Archiwum
Ostre cięcie
Tagi: | Robert Mołdach |
– Pisząc w 2009 r. w „Menedżerze Zdrowia” o dylemacie wyboru pomiędzy ceną sprawiedliwą a ceną rynkową w ochronie zdrowia, nie spodziewałem się, że kilkanaście lat później problem ten będzie wywoływał jeszcze większe napięcie. Słowa prezesa PiS Jarosława Kaczyńskiego o finansowaniu prywatnej służby zdrowia ostro kreślą linię podziału – stwierdza Robert Mołdach.
Komentarz Roberta Mołdacha z Instytutu Zdrowia i Demokracji, członka Rady Ekspertów przy Rzeczniku Praw Pacjenta:
– Służba zdrowia nie może być tak zorganizowana, aby pewni ludzie traktowali ją jako naprawdę znakomite miejsce zdobywania pieniędzy – powiedział prezes Jarosław Kaczyński w trakcie wystąpienia w Koninie 24 lipca, zastrzegając, że nie chodzi mu o wysokie zarobki lekarzy, tylko o wykorzystywanie pieniędzy publicznych przeznaczonych na ochronę zdrowia na przedsięwzięcia prywatne.
Aby w pełni zrozumieć znaczenie tych słów, należy je odczytać w szerszym kontekście modelu i roli państwa sformułowanych w podstawach programowych Prawa i Sprawiedliwości. W programie PiS z 2014 r. można odnaleźć krytykę dochodu uzyskiwanego z renty od majątku osadzoną w myślach Piketty’ego o źródłach nierówności społecznych.
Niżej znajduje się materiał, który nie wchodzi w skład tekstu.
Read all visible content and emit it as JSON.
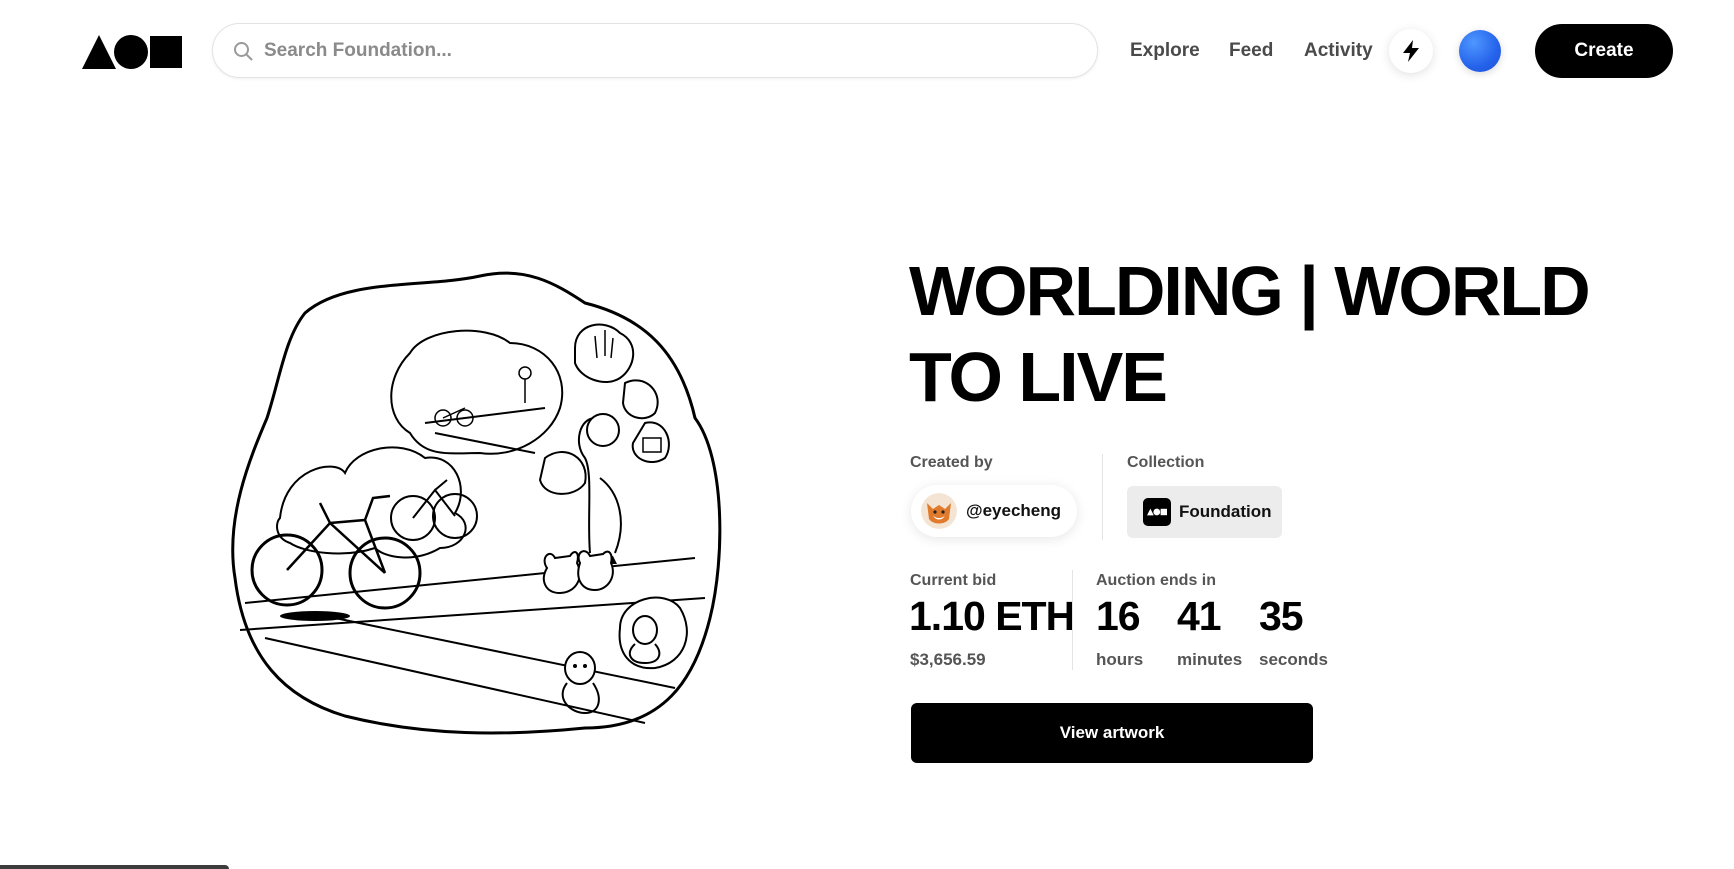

Przypomnijmy, że Thomas Piketty, francuski ekonomista badający nierówności majątku i rozwarstwienia dochodów społeczeństw, wskazywał jako ich źródło przewagę tempa wzrostu dochodów z kapitału nad tempem wzrostu gospodarczego. Jeden z fragmentów swojej monografii „Kapitał w XXI wieku” poświęcił dyskusji na temat kosztów dostarczania usług publicznych. Zadaje w nim pytanie, co jest lepsze: ponoszenie przez państwo wysokiego kosztu tworzenia i odtwarzania niezbędnej infrastruktury czy przekazywanie tego zadania podmiotom prywatnym i płacenie im renty za wykorzystywanie majątku prywatnego na cele publiczne.
Ten fragment jest kluczowy dla koncepcji państwa PiS. Odpowiedź partii jest jednoznaczna – państwo powinno posiadać infrastrukturę niezbędną do realizacji zadań publicznych. Ma to sprzyjać zapewnieniu ciągłości dostarczania usług publicznych, a także – idąc za myślą Piketty’ego – ma być po prostu tańsze, nie wspominając o zmniejszaniu nierówności w dochodach. Konsekwentnie w programie PiS z 2014 r. zapisano, że obciążenie wydatków na służbę zdrowia rentą, z której korzystają nowi właściciele prywatyzowanej infrastruktury ochrony zdrowia, prowadzi do znacznego ograniczenia możliwości placówek medycznych i leczniczych. Dodatkowo renta ta jest w ocenie PiS bardzo wysoka, a jej ściąganie biznesowo bezpieczne, gdyż ochrona zdrowia podlega wahaniom koniunkturalnym w dużo mniejszym stopniu niż gospodarka. W programie pojawia się także odwołanie do godziwej stopy zysku, która ma przeciwdziałać nadmiernemu bogaceniu się prywatnych właścicieli infrastruktury ochrony zdrowia.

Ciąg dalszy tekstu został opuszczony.